CER-HV: A CER-Based Human-in-the-Loop Framework for Cleaning Datasets Applied to Arabic-Script HTR
Sana Al-azzawi, Elisa Barney, Marcus Liwicki
TL;DR
This work shows that data quality significantly limits Arabic-script handwritten text recognition. It introduces CER-HV, a two-stage framework that replaces loss-based noise scoring with CER-based ranking and couples automatic detection with a HITL verification step to identify and clean label errors. The authors demonstrate state-of-the-art CRNN performance on six datasets without data cleaning and quantify substantial improvements when noisy labels are corrected or removed, especially in noisier datasets. They provide cleaned evaluation splits and error annotations to enable reproducible benchmarking, and discuss the broader implications of data quality for fair model comparison and future research in HTR. Collectively, CER-HV emphasizes that robust benchmarks require reliable labels as much as strong models, and offers a practical pathway for dataset validation and active learning in resource-constrained handwriting datasets.
Abstract
Handwritten text recognition (HTR) for Arabic-script languages still lags behind Latin-script HTR, despite recent advances in model architectures, datasets, and benchmarks. We show that data quality is a significant limiting factor in many published datasets and propose CER-HV (CER-based Ranking with Human Verification) as a framework to detect and clean label errors.

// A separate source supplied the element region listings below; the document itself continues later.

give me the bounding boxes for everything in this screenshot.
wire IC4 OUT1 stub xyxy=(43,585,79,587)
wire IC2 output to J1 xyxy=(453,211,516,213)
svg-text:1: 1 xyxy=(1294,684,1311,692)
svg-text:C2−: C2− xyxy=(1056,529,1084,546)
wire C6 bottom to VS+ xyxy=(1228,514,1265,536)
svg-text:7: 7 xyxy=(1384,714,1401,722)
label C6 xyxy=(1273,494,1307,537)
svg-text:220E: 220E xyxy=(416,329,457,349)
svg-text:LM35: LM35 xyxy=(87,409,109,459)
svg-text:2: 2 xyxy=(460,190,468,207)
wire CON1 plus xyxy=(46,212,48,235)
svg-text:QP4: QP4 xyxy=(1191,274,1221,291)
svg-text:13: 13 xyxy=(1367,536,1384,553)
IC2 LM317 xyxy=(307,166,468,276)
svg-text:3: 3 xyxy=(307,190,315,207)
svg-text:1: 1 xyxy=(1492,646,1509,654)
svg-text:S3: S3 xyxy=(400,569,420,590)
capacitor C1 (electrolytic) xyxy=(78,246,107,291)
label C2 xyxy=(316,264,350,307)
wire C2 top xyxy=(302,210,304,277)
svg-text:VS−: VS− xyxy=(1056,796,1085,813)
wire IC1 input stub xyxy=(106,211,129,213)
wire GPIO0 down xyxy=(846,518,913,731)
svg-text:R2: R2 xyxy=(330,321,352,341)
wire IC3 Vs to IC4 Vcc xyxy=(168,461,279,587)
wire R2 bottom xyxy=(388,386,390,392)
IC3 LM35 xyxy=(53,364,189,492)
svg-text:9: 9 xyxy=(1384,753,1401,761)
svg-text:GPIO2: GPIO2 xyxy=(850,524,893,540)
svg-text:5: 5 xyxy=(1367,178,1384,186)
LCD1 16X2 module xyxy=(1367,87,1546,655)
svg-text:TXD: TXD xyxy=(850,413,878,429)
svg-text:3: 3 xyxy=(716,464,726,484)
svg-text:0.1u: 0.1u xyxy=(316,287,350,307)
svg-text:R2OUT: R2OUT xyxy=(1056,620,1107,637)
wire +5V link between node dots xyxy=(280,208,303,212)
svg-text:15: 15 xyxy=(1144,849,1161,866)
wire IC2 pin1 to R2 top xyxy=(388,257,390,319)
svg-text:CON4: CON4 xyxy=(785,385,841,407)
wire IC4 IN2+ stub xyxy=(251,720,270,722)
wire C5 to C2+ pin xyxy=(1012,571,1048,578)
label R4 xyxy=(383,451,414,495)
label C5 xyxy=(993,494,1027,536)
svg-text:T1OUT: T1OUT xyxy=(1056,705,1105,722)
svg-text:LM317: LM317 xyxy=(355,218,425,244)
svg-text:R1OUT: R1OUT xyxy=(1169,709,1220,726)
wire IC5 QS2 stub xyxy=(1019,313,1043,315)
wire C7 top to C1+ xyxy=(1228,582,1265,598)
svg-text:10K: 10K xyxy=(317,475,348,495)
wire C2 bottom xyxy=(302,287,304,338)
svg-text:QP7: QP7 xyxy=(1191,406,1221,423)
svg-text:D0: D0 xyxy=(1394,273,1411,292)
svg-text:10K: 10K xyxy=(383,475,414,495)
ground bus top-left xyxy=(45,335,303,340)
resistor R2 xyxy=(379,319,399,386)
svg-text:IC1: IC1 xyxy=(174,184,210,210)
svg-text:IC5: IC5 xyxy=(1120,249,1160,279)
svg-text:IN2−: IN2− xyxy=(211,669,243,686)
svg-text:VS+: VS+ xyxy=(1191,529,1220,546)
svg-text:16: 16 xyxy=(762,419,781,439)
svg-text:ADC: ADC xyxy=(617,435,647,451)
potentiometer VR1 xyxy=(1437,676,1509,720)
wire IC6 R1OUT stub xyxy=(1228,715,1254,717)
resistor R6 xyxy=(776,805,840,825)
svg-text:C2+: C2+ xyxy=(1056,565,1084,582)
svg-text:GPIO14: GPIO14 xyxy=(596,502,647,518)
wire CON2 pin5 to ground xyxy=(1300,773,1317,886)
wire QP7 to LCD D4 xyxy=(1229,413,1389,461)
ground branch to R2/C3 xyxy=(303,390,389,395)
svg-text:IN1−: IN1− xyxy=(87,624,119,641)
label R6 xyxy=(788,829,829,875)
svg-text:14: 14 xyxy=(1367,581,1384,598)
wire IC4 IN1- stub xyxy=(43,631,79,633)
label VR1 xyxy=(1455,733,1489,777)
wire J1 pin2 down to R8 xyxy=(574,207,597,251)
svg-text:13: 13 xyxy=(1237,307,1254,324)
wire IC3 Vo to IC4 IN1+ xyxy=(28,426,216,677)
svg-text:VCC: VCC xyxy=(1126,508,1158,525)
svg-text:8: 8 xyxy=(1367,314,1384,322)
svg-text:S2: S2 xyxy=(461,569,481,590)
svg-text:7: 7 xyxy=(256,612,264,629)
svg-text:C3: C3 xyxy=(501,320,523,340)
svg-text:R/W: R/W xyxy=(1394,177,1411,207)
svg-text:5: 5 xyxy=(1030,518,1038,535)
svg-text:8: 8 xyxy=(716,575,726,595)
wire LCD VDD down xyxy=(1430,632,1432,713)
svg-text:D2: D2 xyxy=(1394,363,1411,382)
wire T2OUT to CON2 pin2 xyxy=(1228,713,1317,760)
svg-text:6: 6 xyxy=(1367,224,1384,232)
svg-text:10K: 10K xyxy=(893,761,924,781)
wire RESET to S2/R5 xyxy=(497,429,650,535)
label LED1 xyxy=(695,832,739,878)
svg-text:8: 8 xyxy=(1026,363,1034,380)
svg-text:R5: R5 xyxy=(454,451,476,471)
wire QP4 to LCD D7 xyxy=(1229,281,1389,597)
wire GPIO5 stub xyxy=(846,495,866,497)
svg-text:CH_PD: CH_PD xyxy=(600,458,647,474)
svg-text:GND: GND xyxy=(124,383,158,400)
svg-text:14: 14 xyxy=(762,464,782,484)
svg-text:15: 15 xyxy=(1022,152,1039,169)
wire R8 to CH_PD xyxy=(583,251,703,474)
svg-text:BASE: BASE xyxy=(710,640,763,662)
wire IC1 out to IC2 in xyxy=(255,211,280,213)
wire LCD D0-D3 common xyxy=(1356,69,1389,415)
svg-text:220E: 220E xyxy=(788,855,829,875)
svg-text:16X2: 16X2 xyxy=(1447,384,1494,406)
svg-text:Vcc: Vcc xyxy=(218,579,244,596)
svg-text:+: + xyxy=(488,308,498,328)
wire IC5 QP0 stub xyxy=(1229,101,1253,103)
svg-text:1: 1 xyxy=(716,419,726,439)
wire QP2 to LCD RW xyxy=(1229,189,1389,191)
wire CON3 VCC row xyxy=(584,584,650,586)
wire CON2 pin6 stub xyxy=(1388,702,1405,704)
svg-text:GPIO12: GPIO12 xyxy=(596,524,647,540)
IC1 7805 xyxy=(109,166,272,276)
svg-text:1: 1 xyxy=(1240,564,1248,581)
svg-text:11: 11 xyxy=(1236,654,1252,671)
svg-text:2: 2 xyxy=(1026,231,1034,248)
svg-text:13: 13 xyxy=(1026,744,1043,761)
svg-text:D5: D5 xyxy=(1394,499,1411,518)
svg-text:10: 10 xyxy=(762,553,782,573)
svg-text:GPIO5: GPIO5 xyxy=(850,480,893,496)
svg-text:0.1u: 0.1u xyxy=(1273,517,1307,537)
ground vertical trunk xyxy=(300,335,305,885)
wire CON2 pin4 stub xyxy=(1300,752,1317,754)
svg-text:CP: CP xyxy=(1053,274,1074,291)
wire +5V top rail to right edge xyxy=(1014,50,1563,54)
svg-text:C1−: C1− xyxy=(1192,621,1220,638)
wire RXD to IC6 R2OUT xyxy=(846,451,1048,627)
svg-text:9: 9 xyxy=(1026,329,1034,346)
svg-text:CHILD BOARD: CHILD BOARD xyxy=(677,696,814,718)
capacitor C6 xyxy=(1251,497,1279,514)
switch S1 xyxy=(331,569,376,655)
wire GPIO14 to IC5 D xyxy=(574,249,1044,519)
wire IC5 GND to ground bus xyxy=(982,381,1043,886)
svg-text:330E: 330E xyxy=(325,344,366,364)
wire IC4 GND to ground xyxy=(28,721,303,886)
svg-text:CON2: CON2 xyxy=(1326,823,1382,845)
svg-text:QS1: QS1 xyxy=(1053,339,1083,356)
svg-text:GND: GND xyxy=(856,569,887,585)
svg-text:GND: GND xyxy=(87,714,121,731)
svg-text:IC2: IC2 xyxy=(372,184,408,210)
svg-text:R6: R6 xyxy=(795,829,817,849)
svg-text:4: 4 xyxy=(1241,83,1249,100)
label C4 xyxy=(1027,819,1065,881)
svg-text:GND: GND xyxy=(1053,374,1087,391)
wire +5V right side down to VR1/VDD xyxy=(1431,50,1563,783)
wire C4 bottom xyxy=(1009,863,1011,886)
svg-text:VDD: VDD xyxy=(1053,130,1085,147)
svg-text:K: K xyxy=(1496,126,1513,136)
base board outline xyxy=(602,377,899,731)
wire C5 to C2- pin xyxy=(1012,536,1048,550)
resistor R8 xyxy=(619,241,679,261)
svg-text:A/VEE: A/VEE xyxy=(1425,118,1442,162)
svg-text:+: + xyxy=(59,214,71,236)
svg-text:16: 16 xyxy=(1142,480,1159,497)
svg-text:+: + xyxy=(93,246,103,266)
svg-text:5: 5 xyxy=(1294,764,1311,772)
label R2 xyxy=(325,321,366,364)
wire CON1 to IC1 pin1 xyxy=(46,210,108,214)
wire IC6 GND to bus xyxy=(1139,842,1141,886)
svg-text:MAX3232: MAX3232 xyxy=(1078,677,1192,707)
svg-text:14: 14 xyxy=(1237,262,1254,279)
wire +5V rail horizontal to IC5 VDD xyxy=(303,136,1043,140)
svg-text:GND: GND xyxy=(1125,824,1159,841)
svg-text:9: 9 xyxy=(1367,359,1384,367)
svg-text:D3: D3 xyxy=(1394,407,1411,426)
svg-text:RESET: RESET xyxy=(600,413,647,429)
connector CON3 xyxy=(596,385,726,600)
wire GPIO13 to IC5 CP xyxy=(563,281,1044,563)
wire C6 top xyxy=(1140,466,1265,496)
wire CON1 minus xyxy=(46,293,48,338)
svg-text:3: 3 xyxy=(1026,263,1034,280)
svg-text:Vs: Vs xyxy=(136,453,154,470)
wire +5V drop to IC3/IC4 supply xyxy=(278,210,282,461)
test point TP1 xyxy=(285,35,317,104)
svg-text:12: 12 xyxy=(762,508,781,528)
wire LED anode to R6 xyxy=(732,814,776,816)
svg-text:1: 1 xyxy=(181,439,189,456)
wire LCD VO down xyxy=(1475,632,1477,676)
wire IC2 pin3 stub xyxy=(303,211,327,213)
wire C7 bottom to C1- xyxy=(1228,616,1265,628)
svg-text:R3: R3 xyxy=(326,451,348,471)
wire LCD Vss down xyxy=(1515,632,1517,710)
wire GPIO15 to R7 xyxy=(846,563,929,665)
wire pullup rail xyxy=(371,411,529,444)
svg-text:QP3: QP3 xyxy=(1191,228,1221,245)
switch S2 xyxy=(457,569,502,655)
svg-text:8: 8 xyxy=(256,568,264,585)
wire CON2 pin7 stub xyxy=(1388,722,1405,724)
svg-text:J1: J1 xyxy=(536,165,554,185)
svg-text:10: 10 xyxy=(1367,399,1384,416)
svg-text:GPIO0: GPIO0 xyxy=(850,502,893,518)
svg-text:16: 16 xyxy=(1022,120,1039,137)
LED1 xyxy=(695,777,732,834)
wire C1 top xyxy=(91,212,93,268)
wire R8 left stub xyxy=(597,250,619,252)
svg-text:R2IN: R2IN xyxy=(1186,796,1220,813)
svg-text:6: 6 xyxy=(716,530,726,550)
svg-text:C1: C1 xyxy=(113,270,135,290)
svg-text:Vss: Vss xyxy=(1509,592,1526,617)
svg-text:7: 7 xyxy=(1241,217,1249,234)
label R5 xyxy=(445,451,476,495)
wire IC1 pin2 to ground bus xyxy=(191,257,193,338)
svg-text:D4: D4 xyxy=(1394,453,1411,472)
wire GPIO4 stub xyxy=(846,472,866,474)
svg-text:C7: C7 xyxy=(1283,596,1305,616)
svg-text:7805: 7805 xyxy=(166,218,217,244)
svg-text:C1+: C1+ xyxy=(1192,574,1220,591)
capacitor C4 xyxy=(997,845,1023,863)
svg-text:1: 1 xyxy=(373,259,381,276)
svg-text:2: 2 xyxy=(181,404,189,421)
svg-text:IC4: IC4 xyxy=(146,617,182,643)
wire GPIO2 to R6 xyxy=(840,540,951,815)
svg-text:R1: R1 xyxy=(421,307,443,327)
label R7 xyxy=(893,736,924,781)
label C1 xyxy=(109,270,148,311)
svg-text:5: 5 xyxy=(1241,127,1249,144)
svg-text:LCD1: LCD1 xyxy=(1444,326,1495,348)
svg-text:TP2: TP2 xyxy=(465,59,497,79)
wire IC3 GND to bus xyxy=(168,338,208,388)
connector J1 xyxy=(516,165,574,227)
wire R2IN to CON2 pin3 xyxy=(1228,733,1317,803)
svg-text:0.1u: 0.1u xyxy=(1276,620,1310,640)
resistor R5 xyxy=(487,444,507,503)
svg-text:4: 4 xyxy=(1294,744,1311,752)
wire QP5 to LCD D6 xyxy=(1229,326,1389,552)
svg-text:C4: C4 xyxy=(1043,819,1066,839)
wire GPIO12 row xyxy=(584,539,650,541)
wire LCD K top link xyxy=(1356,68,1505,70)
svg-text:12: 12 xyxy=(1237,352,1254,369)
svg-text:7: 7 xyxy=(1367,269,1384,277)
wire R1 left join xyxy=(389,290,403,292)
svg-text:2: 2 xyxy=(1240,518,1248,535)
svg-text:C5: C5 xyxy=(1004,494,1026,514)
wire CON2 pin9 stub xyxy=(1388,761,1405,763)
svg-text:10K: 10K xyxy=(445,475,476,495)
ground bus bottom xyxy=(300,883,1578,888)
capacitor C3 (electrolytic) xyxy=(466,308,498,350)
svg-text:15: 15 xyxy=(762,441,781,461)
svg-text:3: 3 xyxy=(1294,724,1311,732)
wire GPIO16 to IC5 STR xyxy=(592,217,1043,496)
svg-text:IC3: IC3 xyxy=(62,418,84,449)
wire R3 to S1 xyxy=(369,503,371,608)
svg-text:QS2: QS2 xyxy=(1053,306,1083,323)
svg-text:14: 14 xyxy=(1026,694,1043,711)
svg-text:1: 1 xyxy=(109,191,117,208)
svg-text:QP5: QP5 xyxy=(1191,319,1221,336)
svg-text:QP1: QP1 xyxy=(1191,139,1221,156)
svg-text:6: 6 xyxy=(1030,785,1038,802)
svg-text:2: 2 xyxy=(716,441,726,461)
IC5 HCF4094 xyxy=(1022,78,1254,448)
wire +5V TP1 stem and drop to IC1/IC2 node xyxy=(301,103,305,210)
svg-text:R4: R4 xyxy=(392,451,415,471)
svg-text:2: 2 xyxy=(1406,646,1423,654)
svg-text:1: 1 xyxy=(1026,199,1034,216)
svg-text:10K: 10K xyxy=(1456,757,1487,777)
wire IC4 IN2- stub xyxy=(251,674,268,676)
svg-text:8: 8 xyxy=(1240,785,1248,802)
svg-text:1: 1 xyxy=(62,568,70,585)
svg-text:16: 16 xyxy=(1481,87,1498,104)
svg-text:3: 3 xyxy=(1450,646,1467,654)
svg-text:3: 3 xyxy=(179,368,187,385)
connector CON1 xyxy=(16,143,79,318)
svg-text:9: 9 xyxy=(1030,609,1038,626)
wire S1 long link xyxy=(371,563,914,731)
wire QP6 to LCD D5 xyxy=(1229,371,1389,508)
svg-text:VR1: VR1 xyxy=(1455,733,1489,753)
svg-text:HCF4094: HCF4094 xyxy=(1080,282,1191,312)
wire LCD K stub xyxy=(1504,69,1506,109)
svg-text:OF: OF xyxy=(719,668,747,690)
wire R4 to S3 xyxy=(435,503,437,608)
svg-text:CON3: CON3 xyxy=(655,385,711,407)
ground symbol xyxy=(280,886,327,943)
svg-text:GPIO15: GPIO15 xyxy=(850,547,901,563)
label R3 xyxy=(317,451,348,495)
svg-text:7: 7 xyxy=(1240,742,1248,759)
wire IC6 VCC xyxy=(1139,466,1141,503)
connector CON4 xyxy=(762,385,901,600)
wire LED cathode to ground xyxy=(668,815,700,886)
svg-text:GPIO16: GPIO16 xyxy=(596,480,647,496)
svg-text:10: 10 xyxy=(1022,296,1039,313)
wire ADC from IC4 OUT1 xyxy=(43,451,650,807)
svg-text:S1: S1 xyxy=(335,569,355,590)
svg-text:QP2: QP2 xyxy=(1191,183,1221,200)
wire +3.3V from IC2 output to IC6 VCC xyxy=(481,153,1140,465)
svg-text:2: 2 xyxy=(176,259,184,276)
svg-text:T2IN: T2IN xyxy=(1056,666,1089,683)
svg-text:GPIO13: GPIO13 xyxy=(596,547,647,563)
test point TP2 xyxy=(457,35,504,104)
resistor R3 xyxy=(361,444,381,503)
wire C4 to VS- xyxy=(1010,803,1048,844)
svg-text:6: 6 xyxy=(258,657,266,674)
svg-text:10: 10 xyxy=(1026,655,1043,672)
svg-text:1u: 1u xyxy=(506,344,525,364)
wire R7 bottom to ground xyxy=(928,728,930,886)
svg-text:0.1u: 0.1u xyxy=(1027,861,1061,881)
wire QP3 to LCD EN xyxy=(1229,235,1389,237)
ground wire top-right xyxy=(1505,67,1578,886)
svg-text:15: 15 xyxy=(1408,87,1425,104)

CER-HV combines a CER-based noise detector, built on a carefully configured Convolutional Recurrent Neural Network (CRNN) with early stopping to avoid overfitting noisy samples, and a human-in-the-loop (HITL) step that verifies high-ranking samples. The framework reveals that several existing datasets contain previously underreported problems, including transcription, segmentation, orientation, and non-text content errors. These have been identified with up to 90 percent precision in the Muharaf and 80-86 percent in the PHTI datasets. We also show that our CRNN achieves state-of-the-art performance across five of the six evaluated datasets, reaching 8.45 percent Character Error Rate (CER) on KHATT (Arabic), 8.26 percent on PHTI (Pashto), 10.66 percent on Ajami, and 10.11 percent on Muharaf (Arabic), all without any data cleaning. We establish a new baseline of 11.3 percent CER on the PHTD (Persian) dataset. Applying CER-HV improves the evaluation CER by 0.3-0.6 percent on the cleaner datasets and 1.0-1.8 percent on the noisier ones. Although our experiments focus on documents written in an Arabic-script language, including Arabic, Persian, Urdu, Ajami, and Pashto, the framework is general and can be applied to other text recognition datasets.